そんな男がなぜ暗殺者稼業に手を染めたのだろうか。
今日はアーダルが冒険者の宿に泊まっていてよかった。
彼女が一緒に居て狙われたらと思うと、冷や汗が止まらない。
先週、なるべくアーダルと離れていたのもこれが理由の一つだ。
しかし、今後はアーダルとの行動も増えていくはず。
どうすべきなのか。
悩みの種がまた増えてしまった。
暗殺者を藁の上に寝かせ、ひとまず街の治安維持部隊の詰所まで行く。
俺が詰所に顔を出すと、すぐさま部隊長がうんざりした様子で応対してくれた。
「ミフネさん、またですか」
「またとはなんだ。これで四度目だぞ四度目」
「一体誰に恨みを買ったらこんなに暗殺者を送られる羽目になるんです?」
「俺が知るか」
冒険者なんぞ何時、どこで恨みを買ったかなんてわかったものじゃない。
先に迷宮を踏破し、主を倒したら他の冒険者には嫉妬される。
或いはいわれのない噂を流されたり、直接喧嘩を売られたりと様々な諍いに巻き込まれてきた。
俺の名が売れてしまった以上、こういう事だってありうる。
「しかし、これほど暗殺者が送られてくるのは異常だ」
「暗殺者を何度も返り討ちにしている貴方も異常ですけどね。私が治安維持部隊に配属されてから、貴方のような冒険者は見た事がありません」
大抵、暗殺者を送られた奴は殺されているからな。
俺に言わせれば、気配を殺す術を覚えた奴を送られたくらいで殺されるようではまだ二流だ。忍者の忍び足を気取り、潜めた息遣いを感じとるくらいでなければ俺の国では生き延びられない。

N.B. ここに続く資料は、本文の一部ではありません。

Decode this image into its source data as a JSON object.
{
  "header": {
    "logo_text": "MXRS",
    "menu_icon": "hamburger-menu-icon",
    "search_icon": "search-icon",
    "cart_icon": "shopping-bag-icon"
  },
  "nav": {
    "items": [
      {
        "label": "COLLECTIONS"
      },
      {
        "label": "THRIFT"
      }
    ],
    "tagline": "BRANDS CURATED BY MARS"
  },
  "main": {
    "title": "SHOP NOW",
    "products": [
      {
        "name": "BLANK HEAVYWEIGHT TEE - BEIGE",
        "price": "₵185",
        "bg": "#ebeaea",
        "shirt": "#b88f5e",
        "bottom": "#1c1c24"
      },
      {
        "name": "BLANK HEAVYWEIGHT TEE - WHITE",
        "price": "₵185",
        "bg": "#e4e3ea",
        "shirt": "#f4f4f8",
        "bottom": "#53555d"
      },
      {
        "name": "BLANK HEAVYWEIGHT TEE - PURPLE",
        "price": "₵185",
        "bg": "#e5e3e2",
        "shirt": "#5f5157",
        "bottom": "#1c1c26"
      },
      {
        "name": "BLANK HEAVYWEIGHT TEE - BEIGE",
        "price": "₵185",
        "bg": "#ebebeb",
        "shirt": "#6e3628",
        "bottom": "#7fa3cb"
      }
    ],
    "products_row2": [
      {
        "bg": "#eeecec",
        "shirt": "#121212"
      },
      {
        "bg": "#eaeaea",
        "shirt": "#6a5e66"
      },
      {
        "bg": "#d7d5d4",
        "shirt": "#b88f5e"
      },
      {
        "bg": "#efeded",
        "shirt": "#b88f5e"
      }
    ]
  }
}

「そういえば、俺は以前、ディーンとアンナという暗殺者にハメられたことがあったな。そいつらは暗殺教団の手の者だ、とか言っていた気がする」
「アサシンギルドから狙われているんですか?」
暗殺教団という単語が出た瞬間に、部隊長の顔色は一気に悪くなった。青ざめを通り越して土気色になっている。
「恐らくな」
「……ミフネさん。貴方が倒した暗殺者は回収して調べはします。しかし、我々に何も期待しないで欲しい」
「どういうことだ?」
「アサシンギルドはこの国の支配者と手を組んでいます。事実上、彼らは国に守られた集団です。我々は治安を維持しているとはいえ、国のお偉方と繋がっている組織に手を出せるような権力はないのです」
「もみ消されるというわけか」
俺の声に対して何も答えなかったが、部隊長の額には皺が寄っていた。
なるほど、何処の国にもこういう事はあり、そういう組織は居る訳だ。
長い沈黙が続いたあと、絞り出すように彼は言う。
「何より、アサシンギルドの手の者を捕まえて処刑したとなれば、間違いなく彼らは報復に出ます。我が部隊に被害が出るのは避けたい。ただでさえ、過酷な仕事でなり手が少ないですから」
それはそうだ。
誰だって死にたくはない。
暗殺教団の者に襲われれば大抵は成す術なく殺されるだろう。
そうなれば辞める者が続出し、この街の治安維持にも影響が出るのは間違いない。
「アサシンギルドに狙われているのなら、この街を離れていた方が良いかもしれません」
「ほとぼりが冷めるまで、か?」
「ほとぼりが冷める事は恐らくないと思います。彼らは蛇のように執念深いので」
何度も暗殺者を送ってきているのがその証拠だろうな。
彼らの目から逃れるにはこの街から出るしかない。
いや、イル=カザレムから出るまで暗殺者を送り込まれるかもしれない。
まだこの国を出る訳には行かないというのに。
俺を待つ人の為にも、俺の体の中に居る奴を退治する為にも。
死体を片付けてもらったら、もう朝になってしまっていた。
酷い寝不足で、今にも寝床に転がってしまいたいがそうもいかない。
今日は待ちに待った日なのだから。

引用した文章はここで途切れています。